Polls open in bitterly-fought Florida primary

January 31, 2012 1:01 pm


A big win anticipated by polls would propel Romney/AFP
TAMPA, Jan 31 – Mitt Romney was poised to retake the lead in the Republican White House race as Florida polls opened on Tuesday after days of brutal campaigning in which he pounded chief rival Newt Gingrich.

A big win anticipated by polls would propel Romney, a multimillionaire and former Massachusetts governor – back into the lead after a heavy loss to Gingrich in South Carolina that set off an avalanche of negative campaigning.

The two men have waged an increasingly bitter and personal battle over Florida, the largest state yet to vote in the race to select a candidate to face Democratic President Barack Obama in the November presidential election.

Romney in the days leading up to the vote has kept his boot on former House speaker Gingrich’s neck, belittling his rival’s attacks as “painfully revealing” but – in a sign of growing confidence – cancelling a final campaign event set for Tuesday.

“I tell you, with a turnout like this I’m beginning to believe that we might win tomorrow,” Romney told a large crowd in Dunedin on Monday, before training his sights on Gingrich, who has slipped in polls after winning South Carolina.

“I know the speaker is not real happy, speaker Gingrich, he’s not feeling very excited these days,” Romney said to cries of mock sympathy from the crowd.

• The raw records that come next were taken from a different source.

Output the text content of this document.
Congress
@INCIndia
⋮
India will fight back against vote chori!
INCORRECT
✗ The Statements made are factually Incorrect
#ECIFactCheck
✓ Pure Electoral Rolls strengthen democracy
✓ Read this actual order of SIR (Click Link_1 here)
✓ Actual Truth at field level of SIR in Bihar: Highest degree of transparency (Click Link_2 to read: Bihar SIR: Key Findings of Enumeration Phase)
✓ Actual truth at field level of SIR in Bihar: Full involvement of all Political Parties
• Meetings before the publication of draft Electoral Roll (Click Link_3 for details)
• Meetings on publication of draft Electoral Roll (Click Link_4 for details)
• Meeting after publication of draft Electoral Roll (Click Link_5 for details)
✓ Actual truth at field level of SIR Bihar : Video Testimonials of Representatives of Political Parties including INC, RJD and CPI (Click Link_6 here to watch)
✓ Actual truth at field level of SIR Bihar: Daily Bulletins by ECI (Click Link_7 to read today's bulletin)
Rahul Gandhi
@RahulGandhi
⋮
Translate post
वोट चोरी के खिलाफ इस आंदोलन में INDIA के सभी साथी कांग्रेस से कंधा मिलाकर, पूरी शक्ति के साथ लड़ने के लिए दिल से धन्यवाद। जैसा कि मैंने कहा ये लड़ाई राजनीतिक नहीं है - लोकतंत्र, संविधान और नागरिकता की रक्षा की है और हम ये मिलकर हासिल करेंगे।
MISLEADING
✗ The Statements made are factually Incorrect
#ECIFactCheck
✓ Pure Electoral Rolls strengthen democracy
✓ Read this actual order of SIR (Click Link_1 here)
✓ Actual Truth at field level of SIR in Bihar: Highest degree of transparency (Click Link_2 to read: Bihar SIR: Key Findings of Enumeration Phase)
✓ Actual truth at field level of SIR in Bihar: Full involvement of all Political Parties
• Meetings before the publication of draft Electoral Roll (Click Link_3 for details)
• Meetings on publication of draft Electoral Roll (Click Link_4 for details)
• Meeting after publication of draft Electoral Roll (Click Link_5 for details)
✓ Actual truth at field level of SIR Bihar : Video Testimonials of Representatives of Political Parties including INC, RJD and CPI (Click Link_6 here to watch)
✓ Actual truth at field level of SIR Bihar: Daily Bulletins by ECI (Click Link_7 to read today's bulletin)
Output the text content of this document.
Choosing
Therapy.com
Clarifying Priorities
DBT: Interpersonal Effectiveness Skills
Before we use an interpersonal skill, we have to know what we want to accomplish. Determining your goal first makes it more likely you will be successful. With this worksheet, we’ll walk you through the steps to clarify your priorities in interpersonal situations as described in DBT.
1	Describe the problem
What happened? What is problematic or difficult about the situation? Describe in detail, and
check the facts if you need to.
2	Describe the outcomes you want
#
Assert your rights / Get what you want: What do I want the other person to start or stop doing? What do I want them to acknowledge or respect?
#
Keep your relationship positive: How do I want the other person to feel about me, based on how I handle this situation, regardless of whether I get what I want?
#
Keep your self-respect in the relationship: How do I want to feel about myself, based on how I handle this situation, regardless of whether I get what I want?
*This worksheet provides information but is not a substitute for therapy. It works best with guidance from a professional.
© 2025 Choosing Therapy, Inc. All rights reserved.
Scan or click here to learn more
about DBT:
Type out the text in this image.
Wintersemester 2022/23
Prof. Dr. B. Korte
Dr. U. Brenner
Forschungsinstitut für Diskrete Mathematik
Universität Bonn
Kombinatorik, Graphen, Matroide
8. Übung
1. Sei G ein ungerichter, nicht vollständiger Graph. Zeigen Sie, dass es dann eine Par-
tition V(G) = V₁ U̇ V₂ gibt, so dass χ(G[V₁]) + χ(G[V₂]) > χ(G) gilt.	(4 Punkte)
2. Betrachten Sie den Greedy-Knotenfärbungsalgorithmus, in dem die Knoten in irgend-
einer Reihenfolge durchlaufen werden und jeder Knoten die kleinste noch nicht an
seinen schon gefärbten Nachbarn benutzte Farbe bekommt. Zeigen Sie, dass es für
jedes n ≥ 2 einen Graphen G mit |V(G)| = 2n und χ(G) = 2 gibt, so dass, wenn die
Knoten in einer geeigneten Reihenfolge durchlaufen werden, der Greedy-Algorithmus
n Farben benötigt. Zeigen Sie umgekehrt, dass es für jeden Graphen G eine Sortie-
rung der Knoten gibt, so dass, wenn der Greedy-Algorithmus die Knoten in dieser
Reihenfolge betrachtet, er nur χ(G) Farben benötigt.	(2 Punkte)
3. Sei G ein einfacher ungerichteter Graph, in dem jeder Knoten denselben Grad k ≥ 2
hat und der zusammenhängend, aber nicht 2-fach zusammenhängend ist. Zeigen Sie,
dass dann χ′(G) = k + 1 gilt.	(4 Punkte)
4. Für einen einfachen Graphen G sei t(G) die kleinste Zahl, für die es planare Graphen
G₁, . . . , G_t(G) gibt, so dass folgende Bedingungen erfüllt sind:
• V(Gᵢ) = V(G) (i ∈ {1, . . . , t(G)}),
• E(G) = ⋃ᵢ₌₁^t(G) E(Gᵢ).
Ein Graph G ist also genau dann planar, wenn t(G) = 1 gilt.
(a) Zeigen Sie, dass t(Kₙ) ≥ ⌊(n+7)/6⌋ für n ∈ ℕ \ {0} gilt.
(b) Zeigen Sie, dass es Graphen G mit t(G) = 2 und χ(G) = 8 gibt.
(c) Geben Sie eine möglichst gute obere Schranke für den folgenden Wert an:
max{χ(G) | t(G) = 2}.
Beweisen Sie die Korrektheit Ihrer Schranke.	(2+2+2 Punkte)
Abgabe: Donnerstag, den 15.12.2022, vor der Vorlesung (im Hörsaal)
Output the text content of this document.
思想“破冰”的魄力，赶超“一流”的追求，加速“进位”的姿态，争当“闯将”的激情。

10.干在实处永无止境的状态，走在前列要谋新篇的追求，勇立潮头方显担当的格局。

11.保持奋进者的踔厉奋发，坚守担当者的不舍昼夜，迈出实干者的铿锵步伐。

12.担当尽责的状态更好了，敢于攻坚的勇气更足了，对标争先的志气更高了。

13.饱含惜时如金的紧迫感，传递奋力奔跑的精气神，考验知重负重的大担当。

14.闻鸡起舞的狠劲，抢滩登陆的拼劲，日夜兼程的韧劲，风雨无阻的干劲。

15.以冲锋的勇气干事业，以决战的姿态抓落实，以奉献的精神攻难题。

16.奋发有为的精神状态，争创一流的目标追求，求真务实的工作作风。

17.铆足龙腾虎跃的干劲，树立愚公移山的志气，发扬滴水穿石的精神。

“I know, it’s sad,” Romney said. “He’s been flailing around a bit trying to go after me for one thing or the other, you just watch it and you shake your head. It’s been kind of painfully revealing.”

Romney began to pull clear in the Sunshine State after a solid debate performance last Thursday, an advantage that was pressed home by a trove of blistering ads that painted Gingrich as unethical and unfit for office.

Polls opened at 7am (1200) GMT across the state, with results expected late on Tuesday. The winner will get all of Florida’s 50 delegates, the biggest prize yet in the campaign to get to 1,144.

Ahead of the vote, Romney led Gingrich by 13 points according to the Real Clear Politics polling average.

According to a Suffolk University/7NEWS poll released on Monday, the gap may be as much as 20 points, a crushing blow to Gingrich’s campaign.

But the former Georgia congressman has hit back, accusing Romney, 64 – a former venture capitalist and one of the wealthiest individuals ever to seek the presidency – of trying to spend his way to the White House.

“Money power cannot buy people power. People power depends on conservatism and we are going to take back our country,” Gingrich said in Tampa, joined by former candidate Herman Cain, a favourite of ultra-conservative Tea Party activists.

Former Alaska governor Sarah Palin has also weighed in for Gingrich, urging supporters to vote for the Georgia lawmaker as a way to keep the contest going.

Despite the lopsided polls, Gingrich said he expected a close race in Florida – which will be a key battleground in the November election – and has vowed to fight on in the state-by-state battle all the way to the convention in August.

Gingrich spokesman RC Hammond told AFP that there was no truth to suggestions that he would skip upcoming battles in Nevada and Michigan, where Romney is expected to do well.

“Our capacity to tell the truth about Romney’s record is limitless. We will challenge Mitt Romney and his lies in every state, in every contest,” he said.

Gingrich, 68, shocked the party establishment when he thumped Romney, in South Carolina earlier this month, but his support has been sinking fast in Florida and his opponent now appears to have all the momentum.

With seven states voting in the next four weeks, Romney’s vast war-chest and deep political organization could come to the fore as the candidates battle on multiple fronts.

Romney won five of those seven states in 2008, despite losing the eventual nomination to Arizona Senator John McCain.

The next vote will take place in Nevada on Saturday.

Former senator Rick Santorum – a religious conservative who won the first state of Iowa but whose campaign has been flagging in recent weeks – appeared to acknowledge his lack of traction in Florida and had begun campaigning in more promising states.

Santorum’s exit from Florida could help Gingrich play on the conservative base’s misgivings about Romney, who has been widely accused of flip-flopping on key social issues while he was governor of left-leaning Massachusetts.

A USA Today/Gallup poll on Monday however indicated that Gingrich’s nomination could be prescription for a Republican defeat in November.

In a matchup with Obama in the most closely contested states, Gingrich would lose 40 percent to 54 percent, according to the survey.

The same poll found that Obama and Romney were virtually tied in many of the key swing states that ultimately will decide the outcome of the November general election.